Gender merupakan gaung yang di bawah oleh para kaum feminis untuk melepaskan perempuan dalam sebuah jeratan konstruk budaya patriarki. Upaya pembebasan ini di topang oleh wacana  gender. Dari upaya ini nampak bahwa isu gender melakukan rekayasa untuk dalam memperjuangkan sebuah dunia yang baru yaitu dunia tanpa penindasan. Di balik semua itu apa sebenarnya gender itu?..

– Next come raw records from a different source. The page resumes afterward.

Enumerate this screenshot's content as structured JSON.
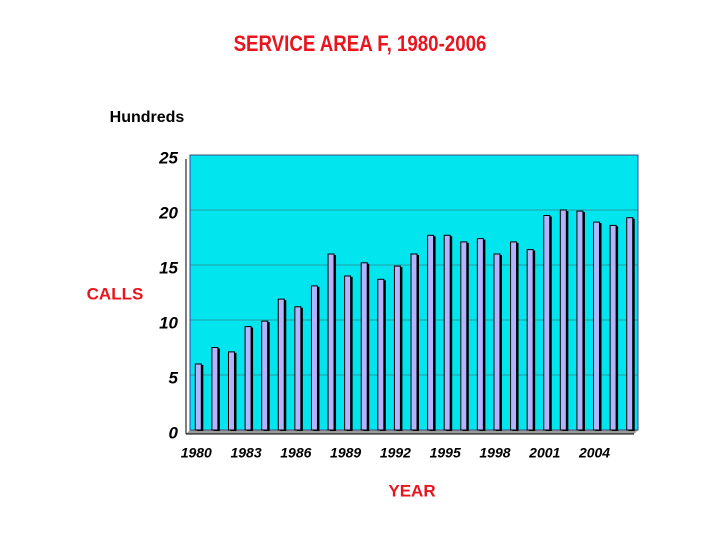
{
  "chart_data": {
    "type": "bar",
    "title": "SERVICE AREA F, 1980-2006",
    "y_unit_label": "Hundreds",
    "ylabel": "CALLS",
    "xlabel": "YEAR",
    "categories": [
      "1980",
      null,
      null,
      "1983",
      null,
      null,
      "1986",
      null,
      null,
      "1989",
      null,
      null,
      "1992",
      null,
      null,
      "1995",
      null,
      null,
      "1998",
      null,
      null,
      "2001",
      null,
      null,
      "2004",
      null,
      null
    ],
    "values": [
      6.0,
      7.5,
      7.1,
      9.4,
      9.9,
      11.9,
      11.2,
      13.1,
      16.0,
      14.0,
      15.2,
      13.7,
      14.9,
      16.0,
      17.7,
      17.7,
      17.1,
      17.4,
      16.0,
      17.1,
      16.4,
      19.5,
      20.0,
      19.9,
      18.9,
      18.6,
      19.3
    ],
    "color": "#b3b3ff",
    "plot_background": "#00e5ee",
    "ylim": [
      0,
      25
    ],
    "yticks": [
      0,
      5,
      10,
      15,
      20,
      25
    ],
    "grid": true
  }
}
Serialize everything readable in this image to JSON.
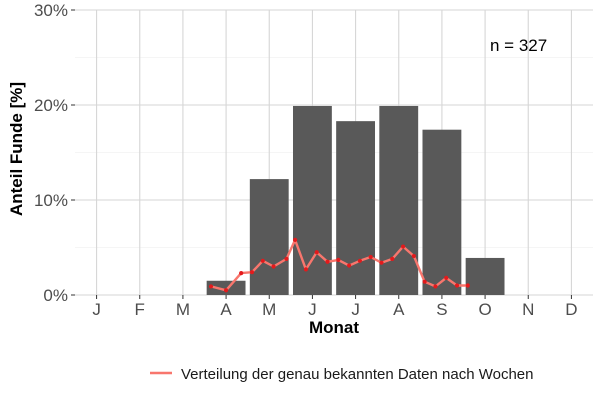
{
  "chart_data": {
    "type": "bar",
    "categories": [
      "J",
      "F",
      "M",
      "A",
      "M",
      "J",
      "J",
      "A",
      "S",
      "O",
      "N",
      "D"
    ],
    "values": [
      0,
      0,
      0,
      1.5,
      12.2,
      19.9,
      18.3,
      19.9,
      17.4,
      3.9,
      0,
      0
    ],
    "xlabel": "Monat",
    "ylabel": "Anteil Funde [%]",
    "ylim": [
      0,
      30
    ],
    "yticks": [
      0,
      10,
      20,
      30
    ],
    "ytick_labels": [
      "0%",
      "10%",
      "20%",
      "30%"
    ],
    "annotation": "n = 327",
    "grid": true,
    "legend_position": "bottom-right",
    "bar_color": "#595959",
    "line_series": {
      "name": "Verteilung der genau bekannten Daten nach Wochen",
      "color": "#f8766d",
      "point_color": "#e31a1c",
      "x": [
        3.15,
        3.5,
        3.85,
        4.1,
        4.35,
        4.6,
        4.9,
        5.1,
        5.35,
        5.6,
        5.85,
        6.1,
        6.35,
        6.6,
        6.85,
        7.1,
        7.35,
        7.6,
        7.85,
        8.1,
        8.35,
        8.6,
        8.85,
        9.1
      ],
      "y": [
        0.9,
        0.5,
        2.3,
        2.4,
        3.6,
        3.0,
        3.8,
        5.8,
        2.7,
        4.5,
        3.5,
        3.7,
        3.1,
        3.6,
        4.0,
        3.4,
        3.8,
        5.1,
        4.1,
        1.4,
        0.9,
        1.8,
        1.0,
        1.0
      ]
    }
  }
}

Gender merupakan diskursus perbedaan perempuan dan laki-laki di tinjau dari segi peran dan status dalam kehidupan sosial. Berarti dalam pengertian ini bahwa diskursus gender merupakan sebuah hasil konstruksi sosial budaya terhadap peran dan status manusia. Dari pengertian ini pula bahwa isu gender di gunakan sebagai analisis untuk melihat sebuah ketimpangan sosial yang tidak berpihak pada perempuan. Sebab, wacana gender di gunakan para kaum feminis sebagai ideologisasi untuk memperjuangkan sebuah kesetaraan.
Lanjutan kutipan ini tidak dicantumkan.